Strong bones and osteoporosis prevention are key to healthy living for women in their 50s and older
For women older than age 50, bone health is something to think seriously about. Bones lose strength over time, and older women in particular are at a greater risk of osteoporosis and fractures. It is crucial for women in this demographic to take extra precautions to protect their bones. If you’ve never had a fracture, it is important to maintain bone strength so you can avoid one. If you have had a fracture, it is important to avoid future breaks. Start here.
Feed your bones. Calcium strengthens bones, and vitamin D helps the body absorb calcium. Good sources of calcium include low-fat dairy products, salmon, and kale. Vitamin D is found in fortified cereals, milk, and fatty fish such as salmon and tuna.

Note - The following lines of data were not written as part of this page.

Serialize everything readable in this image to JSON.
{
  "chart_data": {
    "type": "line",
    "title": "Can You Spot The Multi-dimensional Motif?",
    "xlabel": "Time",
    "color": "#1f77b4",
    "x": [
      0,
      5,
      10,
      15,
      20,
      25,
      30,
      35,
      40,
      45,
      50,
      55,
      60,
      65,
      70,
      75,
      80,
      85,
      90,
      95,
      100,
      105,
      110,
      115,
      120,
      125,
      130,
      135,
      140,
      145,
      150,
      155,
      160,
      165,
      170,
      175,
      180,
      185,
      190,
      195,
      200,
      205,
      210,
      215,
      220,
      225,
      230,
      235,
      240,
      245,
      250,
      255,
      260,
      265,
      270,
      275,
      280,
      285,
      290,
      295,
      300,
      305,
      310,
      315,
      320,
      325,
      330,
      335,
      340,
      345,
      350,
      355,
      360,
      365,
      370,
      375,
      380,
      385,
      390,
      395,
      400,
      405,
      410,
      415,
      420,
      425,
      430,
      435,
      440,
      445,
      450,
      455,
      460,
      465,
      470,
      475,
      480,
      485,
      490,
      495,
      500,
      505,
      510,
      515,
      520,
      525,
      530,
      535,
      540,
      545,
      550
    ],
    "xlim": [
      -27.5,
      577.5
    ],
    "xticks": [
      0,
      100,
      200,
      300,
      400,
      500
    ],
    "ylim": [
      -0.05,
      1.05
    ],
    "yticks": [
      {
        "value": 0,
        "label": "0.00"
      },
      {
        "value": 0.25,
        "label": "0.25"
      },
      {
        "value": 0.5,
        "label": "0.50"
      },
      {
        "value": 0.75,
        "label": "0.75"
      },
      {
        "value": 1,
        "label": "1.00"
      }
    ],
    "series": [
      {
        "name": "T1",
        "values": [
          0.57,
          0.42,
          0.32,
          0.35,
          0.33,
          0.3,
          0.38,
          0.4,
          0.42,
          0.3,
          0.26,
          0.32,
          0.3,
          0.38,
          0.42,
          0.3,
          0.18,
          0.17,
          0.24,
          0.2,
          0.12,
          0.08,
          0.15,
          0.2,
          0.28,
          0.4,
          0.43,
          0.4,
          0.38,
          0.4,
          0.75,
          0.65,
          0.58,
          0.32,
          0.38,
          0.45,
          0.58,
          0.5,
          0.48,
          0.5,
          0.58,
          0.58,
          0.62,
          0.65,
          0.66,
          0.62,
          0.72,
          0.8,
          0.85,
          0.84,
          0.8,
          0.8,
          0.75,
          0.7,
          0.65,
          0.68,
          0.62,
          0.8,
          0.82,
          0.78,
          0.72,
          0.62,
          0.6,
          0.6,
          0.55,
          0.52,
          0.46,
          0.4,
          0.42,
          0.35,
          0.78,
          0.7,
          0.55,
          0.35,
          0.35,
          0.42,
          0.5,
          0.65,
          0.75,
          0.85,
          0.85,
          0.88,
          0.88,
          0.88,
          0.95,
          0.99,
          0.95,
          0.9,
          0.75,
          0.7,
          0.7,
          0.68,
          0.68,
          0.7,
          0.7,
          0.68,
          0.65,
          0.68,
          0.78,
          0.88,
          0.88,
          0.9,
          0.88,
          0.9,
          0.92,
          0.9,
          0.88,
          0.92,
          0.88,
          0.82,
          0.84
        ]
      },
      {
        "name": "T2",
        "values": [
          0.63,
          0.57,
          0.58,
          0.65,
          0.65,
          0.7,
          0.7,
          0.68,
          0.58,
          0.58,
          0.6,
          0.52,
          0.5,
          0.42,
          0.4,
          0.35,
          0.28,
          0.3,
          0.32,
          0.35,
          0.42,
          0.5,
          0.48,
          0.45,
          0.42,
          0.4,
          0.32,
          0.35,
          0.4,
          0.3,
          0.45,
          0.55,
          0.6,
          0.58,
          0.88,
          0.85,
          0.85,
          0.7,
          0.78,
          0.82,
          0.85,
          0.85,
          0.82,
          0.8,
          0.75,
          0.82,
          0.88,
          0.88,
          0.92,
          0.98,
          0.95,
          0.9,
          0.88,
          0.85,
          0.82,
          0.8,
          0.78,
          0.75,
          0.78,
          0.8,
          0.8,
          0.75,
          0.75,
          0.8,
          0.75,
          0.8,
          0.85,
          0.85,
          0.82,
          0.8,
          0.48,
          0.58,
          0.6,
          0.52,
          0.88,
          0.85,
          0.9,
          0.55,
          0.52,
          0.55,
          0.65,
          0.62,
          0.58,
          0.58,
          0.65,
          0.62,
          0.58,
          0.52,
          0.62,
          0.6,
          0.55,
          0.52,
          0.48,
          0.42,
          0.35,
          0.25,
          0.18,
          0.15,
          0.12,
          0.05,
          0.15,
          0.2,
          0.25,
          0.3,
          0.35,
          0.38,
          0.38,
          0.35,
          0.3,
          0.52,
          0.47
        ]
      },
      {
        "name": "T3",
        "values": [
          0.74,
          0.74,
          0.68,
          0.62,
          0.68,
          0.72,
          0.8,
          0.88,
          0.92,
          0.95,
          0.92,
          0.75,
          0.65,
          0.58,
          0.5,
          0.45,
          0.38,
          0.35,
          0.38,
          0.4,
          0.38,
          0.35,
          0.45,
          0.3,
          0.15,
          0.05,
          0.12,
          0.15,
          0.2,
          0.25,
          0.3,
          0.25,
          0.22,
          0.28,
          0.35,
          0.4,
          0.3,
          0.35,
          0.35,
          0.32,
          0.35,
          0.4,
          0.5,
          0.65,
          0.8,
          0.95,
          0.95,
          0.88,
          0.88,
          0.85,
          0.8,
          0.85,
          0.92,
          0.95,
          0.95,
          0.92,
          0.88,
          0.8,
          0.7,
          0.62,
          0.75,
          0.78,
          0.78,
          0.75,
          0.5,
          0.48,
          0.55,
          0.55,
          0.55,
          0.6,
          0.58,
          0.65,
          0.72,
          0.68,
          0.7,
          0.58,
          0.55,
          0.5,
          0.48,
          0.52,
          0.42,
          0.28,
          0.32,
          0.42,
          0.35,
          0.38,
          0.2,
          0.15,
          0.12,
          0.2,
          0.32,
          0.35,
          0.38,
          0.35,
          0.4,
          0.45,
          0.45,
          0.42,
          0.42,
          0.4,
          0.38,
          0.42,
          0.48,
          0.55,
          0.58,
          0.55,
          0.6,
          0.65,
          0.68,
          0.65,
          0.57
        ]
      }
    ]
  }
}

Strengthen your bones. Weight-bearing exercises can help build up bone strength. Try exercises like walking, dancing, and strength training.
Get screened. Your doctor may recommend a bone mineral density test, which checks your risk of osteoporosis. If they don’t, inquire about it. Your doctor may also ask about your calcium levels, and recommend supplements if necessary.
Help fractures heal with therapy. What if you still end up with a fracture? Help it heal faster and avoid further problems with rehabilitation or physical therapy. Take the medicines your doctor recommends. Be patient and kind to your bones to help keep them strong.